The Rocket Booster Segment
This ginormous segment is only one of six that would be used to complete a whole booster. At 150 feet in length, this “small” piece give you an idea of the enormous size and power that is required to launch into space. This exhibit also teaches about many people who have gone to space, including the first-woman Sally ride, senators, and more who all played a role on their mission.
Mars Viking Lander
You can see the Viking Lander used on Mars to research the atmosphere are search for any signs of life. This near-8,000 pound piece of machinery was used in 1975 and costed the equivalent of about One billion dollars!
Other Exhibits at the Space Discovery Center
There are many other exhibits, including how technology has advanced and impacted our daily life, an interactive exhibit on temperature and pollution, space food, and more. There is so much to walk around and learn about at the Space Discovery Center.
Space Education Center
Near the back corner of the center you’ll find the Lockheed Martin Space Education Center. There is a simulation laboratory where various scheduled classes and programs happen.
Appropriately situated near the bathrooms you will find educational video on how astronauts relieve themselves in space. With zero-gravity, something as simple as relieving yourself requires technology as well!
Mars Robotics Laboratory
The Mars Robotics Laboratory was one of my kids’ favorite experiences at the Space Discovery Center. A large room is modeled to look like the surface of Mars. On the side, your child will have a tablet with a program on it designed to control a rover around on the surface. A staff member will teach you how to program the drone, as as you finish the command you can watch and see your drone travel at just the angle, speed, and distance that you programmed it!
Northrop Grumman Science Center
This was one of the adult’s favorite parts of our visit, and the kids really enjoyed it, too. Inside a room is seating for an audience to watch a presentation. The presentation takes place on a 6-foot sphere centered in the room. Four projectors all align perfectly to present information, graphics, and replicas of space topics.

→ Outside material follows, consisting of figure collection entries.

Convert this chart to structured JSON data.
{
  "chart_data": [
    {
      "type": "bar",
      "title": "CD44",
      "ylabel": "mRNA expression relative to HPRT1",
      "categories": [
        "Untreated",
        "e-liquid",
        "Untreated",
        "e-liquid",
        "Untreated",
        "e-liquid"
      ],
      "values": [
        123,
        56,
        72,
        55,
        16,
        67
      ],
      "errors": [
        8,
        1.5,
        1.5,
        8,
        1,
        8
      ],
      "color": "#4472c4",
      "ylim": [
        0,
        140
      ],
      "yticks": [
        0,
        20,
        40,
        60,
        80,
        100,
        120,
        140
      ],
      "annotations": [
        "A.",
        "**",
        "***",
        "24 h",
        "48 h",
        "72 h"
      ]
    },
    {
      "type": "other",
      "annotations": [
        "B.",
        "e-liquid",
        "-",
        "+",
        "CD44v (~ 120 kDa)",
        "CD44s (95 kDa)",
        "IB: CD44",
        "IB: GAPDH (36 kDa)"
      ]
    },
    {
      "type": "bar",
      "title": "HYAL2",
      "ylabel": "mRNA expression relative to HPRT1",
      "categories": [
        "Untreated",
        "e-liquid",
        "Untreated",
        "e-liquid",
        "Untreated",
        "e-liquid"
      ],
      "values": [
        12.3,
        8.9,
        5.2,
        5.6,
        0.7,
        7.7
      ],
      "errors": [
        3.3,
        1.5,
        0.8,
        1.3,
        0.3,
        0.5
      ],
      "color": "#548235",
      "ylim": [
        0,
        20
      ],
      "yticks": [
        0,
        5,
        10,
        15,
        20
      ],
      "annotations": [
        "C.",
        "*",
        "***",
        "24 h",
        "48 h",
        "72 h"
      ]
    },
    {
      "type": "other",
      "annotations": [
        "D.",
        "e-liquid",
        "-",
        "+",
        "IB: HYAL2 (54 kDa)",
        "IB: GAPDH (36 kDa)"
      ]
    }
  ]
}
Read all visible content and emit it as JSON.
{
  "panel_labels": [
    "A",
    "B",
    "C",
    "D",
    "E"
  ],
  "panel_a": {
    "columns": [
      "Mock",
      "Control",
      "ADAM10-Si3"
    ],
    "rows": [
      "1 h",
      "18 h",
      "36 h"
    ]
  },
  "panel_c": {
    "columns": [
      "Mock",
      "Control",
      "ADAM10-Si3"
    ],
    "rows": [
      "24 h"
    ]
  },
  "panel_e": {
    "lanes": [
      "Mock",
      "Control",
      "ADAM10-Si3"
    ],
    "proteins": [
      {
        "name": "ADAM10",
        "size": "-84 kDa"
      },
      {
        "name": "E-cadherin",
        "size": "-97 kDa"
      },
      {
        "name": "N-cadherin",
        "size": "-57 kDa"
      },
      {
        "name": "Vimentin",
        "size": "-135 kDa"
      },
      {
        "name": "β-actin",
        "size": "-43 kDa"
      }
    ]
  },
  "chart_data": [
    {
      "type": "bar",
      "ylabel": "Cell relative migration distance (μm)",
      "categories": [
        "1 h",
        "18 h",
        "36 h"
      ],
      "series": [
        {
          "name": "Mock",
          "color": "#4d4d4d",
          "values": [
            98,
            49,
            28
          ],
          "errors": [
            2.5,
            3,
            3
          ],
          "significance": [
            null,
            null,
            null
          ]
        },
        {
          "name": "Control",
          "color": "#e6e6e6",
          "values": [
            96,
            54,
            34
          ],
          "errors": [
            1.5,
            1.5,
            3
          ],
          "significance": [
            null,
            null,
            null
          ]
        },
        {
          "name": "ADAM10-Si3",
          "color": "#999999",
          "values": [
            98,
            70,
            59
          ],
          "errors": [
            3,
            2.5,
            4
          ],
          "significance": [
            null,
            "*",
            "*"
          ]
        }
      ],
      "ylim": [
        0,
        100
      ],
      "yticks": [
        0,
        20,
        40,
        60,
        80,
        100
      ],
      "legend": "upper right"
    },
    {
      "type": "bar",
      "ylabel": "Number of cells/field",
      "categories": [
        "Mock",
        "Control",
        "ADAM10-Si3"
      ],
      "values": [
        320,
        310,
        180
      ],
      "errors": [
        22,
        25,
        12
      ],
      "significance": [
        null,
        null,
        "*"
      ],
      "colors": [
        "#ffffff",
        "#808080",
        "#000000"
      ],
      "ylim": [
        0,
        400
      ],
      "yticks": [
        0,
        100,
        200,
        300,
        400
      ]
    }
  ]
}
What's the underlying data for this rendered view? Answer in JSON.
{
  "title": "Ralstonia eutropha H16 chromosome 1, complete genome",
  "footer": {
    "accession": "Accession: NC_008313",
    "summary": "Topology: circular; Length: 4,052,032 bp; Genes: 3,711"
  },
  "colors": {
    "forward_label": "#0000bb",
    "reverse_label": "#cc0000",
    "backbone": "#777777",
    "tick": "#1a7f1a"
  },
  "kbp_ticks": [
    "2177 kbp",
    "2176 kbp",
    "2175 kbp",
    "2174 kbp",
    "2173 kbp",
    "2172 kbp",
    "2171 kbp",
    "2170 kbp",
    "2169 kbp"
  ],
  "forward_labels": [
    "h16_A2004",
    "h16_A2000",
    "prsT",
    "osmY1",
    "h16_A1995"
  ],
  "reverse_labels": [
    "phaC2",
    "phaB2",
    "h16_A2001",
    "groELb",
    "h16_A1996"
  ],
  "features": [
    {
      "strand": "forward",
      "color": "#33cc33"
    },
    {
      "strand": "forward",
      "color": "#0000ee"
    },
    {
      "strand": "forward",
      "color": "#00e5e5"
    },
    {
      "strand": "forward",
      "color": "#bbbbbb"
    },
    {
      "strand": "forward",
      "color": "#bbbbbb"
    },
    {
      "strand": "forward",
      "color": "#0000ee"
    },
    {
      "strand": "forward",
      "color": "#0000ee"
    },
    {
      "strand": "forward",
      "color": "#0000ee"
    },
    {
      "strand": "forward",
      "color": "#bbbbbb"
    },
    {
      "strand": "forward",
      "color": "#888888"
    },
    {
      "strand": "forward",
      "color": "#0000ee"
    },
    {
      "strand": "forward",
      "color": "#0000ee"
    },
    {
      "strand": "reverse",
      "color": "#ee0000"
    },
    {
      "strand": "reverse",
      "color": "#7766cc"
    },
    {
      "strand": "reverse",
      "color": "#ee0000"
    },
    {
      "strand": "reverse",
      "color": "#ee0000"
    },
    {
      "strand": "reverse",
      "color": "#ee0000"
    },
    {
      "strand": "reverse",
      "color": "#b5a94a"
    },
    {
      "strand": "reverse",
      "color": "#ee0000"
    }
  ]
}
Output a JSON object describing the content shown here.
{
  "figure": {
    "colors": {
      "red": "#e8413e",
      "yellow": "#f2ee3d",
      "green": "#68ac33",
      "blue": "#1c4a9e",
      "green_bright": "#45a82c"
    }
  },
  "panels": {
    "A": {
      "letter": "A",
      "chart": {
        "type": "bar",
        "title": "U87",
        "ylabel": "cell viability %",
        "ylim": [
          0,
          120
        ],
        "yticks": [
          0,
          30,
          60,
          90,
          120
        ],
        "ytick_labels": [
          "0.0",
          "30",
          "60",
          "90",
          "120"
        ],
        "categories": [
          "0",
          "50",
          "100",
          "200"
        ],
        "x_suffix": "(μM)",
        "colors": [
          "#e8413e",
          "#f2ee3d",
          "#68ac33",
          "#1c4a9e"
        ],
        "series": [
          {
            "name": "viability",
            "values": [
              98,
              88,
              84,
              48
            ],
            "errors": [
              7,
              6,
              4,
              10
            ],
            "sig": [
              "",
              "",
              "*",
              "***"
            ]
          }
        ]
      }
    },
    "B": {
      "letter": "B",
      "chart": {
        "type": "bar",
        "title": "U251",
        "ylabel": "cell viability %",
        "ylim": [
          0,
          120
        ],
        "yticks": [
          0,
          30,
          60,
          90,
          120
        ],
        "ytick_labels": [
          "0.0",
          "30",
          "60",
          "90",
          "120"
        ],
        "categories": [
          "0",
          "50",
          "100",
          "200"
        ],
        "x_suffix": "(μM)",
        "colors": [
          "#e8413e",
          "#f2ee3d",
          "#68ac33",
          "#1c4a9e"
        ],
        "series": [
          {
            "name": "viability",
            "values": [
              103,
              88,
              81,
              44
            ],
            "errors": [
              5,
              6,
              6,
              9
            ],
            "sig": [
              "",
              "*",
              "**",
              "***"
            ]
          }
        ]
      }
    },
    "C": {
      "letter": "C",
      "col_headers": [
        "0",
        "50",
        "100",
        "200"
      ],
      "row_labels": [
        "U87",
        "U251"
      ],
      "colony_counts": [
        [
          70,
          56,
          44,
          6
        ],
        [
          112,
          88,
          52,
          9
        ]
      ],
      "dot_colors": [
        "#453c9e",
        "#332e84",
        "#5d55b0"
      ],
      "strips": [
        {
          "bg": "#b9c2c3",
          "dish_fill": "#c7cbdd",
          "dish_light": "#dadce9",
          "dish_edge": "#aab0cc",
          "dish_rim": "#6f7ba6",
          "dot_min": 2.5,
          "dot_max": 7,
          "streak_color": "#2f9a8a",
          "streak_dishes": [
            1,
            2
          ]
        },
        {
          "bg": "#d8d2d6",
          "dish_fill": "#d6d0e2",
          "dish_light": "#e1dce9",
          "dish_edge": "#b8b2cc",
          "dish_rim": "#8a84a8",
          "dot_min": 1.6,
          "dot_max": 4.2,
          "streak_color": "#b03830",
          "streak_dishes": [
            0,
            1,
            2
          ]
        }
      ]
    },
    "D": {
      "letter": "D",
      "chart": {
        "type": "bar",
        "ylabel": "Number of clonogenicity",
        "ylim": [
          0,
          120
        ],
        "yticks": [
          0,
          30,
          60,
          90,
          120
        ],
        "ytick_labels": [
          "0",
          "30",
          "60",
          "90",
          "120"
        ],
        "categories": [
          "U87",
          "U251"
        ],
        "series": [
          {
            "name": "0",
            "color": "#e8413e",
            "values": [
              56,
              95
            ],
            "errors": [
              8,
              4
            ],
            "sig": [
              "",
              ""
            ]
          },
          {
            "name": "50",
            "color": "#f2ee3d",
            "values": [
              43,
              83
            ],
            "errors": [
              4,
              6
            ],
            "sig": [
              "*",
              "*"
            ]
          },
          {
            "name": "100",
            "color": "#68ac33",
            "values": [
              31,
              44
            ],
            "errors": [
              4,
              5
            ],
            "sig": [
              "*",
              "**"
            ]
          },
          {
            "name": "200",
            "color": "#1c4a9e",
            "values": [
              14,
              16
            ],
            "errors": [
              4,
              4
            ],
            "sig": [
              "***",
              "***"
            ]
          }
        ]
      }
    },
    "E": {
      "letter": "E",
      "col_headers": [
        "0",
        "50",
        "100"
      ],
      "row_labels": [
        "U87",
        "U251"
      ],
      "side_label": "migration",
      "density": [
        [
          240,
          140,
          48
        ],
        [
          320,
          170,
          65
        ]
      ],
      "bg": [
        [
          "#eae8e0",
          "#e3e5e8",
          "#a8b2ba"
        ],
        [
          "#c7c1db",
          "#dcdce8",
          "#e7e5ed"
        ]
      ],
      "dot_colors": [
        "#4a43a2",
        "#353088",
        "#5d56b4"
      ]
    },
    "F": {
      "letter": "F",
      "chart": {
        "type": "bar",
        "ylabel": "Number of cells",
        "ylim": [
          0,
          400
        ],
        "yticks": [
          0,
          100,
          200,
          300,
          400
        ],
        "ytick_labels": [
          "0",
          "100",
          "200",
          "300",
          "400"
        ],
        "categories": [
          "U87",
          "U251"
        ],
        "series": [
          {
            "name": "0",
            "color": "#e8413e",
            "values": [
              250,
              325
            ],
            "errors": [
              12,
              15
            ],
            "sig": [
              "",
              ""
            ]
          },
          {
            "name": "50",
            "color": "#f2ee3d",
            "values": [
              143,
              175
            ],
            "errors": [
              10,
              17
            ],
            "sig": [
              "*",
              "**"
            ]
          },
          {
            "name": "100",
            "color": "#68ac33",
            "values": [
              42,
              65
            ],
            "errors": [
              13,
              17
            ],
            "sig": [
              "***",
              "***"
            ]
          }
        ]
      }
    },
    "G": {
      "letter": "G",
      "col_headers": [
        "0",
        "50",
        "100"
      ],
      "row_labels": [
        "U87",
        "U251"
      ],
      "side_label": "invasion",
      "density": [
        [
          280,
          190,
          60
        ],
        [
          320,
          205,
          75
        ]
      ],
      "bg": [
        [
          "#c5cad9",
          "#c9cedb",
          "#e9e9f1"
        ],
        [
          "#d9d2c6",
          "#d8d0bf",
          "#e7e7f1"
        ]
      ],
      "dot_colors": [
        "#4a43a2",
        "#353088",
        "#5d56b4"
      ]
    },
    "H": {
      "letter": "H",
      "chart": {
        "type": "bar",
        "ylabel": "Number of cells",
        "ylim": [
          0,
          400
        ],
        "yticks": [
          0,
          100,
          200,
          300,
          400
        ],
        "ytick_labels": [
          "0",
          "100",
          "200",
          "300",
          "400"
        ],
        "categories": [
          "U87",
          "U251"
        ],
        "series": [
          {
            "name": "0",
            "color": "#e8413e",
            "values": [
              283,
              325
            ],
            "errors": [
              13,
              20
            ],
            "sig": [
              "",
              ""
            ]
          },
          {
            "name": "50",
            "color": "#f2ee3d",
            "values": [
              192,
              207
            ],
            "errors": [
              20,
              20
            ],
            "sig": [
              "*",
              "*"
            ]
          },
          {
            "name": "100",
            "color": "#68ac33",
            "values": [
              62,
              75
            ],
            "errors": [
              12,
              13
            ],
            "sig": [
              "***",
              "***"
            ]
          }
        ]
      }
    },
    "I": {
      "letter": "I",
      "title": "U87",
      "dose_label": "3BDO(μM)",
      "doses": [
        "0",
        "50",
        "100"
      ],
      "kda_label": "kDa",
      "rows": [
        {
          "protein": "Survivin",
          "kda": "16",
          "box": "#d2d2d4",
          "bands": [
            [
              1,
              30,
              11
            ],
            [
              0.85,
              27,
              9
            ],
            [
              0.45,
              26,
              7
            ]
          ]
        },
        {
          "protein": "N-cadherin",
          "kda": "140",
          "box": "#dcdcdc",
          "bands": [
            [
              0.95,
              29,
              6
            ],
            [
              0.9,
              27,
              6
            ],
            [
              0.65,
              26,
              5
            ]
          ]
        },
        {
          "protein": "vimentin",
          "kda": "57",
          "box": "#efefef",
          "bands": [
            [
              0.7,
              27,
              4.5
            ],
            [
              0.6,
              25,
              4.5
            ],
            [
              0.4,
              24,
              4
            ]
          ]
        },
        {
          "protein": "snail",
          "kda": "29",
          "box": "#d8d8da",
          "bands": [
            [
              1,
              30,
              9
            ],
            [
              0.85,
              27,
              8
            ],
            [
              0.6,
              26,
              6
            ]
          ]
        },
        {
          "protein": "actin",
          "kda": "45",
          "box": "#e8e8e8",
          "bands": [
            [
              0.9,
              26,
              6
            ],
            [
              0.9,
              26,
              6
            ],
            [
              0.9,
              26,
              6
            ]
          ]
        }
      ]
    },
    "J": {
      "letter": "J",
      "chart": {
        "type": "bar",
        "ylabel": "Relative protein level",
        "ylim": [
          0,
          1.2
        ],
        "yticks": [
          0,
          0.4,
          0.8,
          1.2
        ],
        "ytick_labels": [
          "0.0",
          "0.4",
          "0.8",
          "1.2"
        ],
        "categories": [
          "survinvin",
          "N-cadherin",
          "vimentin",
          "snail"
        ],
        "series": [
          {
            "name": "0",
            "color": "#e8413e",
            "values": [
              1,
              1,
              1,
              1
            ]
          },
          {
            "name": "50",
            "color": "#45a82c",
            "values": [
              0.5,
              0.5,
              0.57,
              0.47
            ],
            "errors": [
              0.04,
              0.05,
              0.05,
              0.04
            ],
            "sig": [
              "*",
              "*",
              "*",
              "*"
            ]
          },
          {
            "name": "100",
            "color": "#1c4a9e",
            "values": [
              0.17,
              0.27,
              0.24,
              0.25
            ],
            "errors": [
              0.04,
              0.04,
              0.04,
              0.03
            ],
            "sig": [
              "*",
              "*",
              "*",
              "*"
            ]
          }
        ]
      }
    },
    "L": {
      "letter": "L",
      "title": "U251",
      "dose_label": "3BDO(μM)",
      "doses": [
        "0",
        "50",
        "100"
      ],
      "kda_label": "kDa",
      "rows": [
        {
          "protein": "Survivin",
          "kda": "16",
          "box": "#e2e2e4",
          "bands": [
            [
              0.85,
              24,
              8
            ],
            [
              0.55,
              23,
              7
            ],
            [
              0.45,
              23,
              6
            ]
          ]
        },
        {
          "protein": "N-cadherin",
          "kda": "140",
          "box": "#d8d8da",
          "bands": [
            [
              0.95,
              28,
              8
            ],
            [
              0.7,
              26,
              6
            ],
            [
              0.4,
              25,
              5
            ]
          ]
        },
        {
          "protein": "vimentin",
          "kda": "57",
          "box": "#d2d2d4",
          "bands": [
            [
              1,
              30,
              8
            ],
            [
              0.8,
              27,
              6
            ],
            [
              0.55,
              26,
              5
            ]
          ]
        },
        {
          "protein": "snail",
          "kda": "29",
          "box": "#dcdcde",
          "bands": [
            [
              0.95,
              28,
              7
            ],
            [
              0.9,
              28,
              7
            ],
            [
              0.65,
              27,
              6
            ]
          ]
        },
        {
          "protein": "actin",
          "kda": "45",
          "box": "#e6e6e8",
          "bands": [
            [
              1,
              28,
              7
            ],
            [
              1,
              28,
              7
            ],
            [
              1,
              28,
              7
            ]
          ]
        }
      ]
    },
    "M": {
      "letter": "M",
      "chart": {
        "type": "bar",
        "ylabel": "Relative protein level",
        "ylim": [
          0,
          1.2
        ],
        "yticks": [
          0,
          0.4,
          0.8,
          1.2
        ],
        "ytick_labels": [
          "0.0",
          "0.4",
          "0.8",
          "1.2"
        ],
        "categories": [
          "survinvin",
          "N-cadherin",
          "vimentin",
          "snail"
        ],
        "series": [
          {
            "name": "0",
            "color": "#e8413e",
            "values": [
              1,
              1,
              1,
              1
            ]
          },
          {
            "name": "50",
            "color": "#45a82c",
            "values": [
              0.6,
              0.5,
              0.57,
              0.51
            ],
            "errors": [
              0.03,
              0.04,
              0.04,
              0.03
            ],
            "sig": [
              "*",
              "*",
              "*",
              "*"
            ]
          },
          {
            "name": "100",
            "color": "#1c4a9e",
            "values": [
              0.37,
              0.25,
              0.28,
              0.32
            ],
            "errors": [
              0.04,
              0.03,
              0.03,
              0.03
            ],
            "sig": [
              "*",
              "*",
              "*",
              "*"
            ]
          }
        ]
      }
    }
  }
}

At our visit, we learned all about the Artemis. While past missions have been labeled “Apollo” missions, missions of the future will be called “Artemis.” In the next decade or two, there are plans to return to the moon and walk upon it again.
There are different topics presented at the spherical theater. I highly recommend stopping by.
The Gift Shop
On the way out, walk through the little gift shop area. There are really fun items to purchase to remember your visit by. We picked up a space-ice cream sandwich. That gave us the opportunity to chat with the kids about if they think they could eat food like this for a while if they were to travel to space. The ice cream sandwich wasn’t what they were expecting, but really showed how technology and advancements have gotten us so far in the space game.
The Space Discovery Center
If you are looking for fun things to do with kids in Colorado Springs, you must stop at this Space Discovery Center! We really enjoyed our visit to the Discovery Center. We learned so much and the kids had a great time learning in such a fun way. There were plenty of interactive things to do, and usually there would be even more interactive exhibits (if not for Covid). Make sure when you take a trip to Colorado Springs that you bring the kids to the Space Foundation Discovery Center!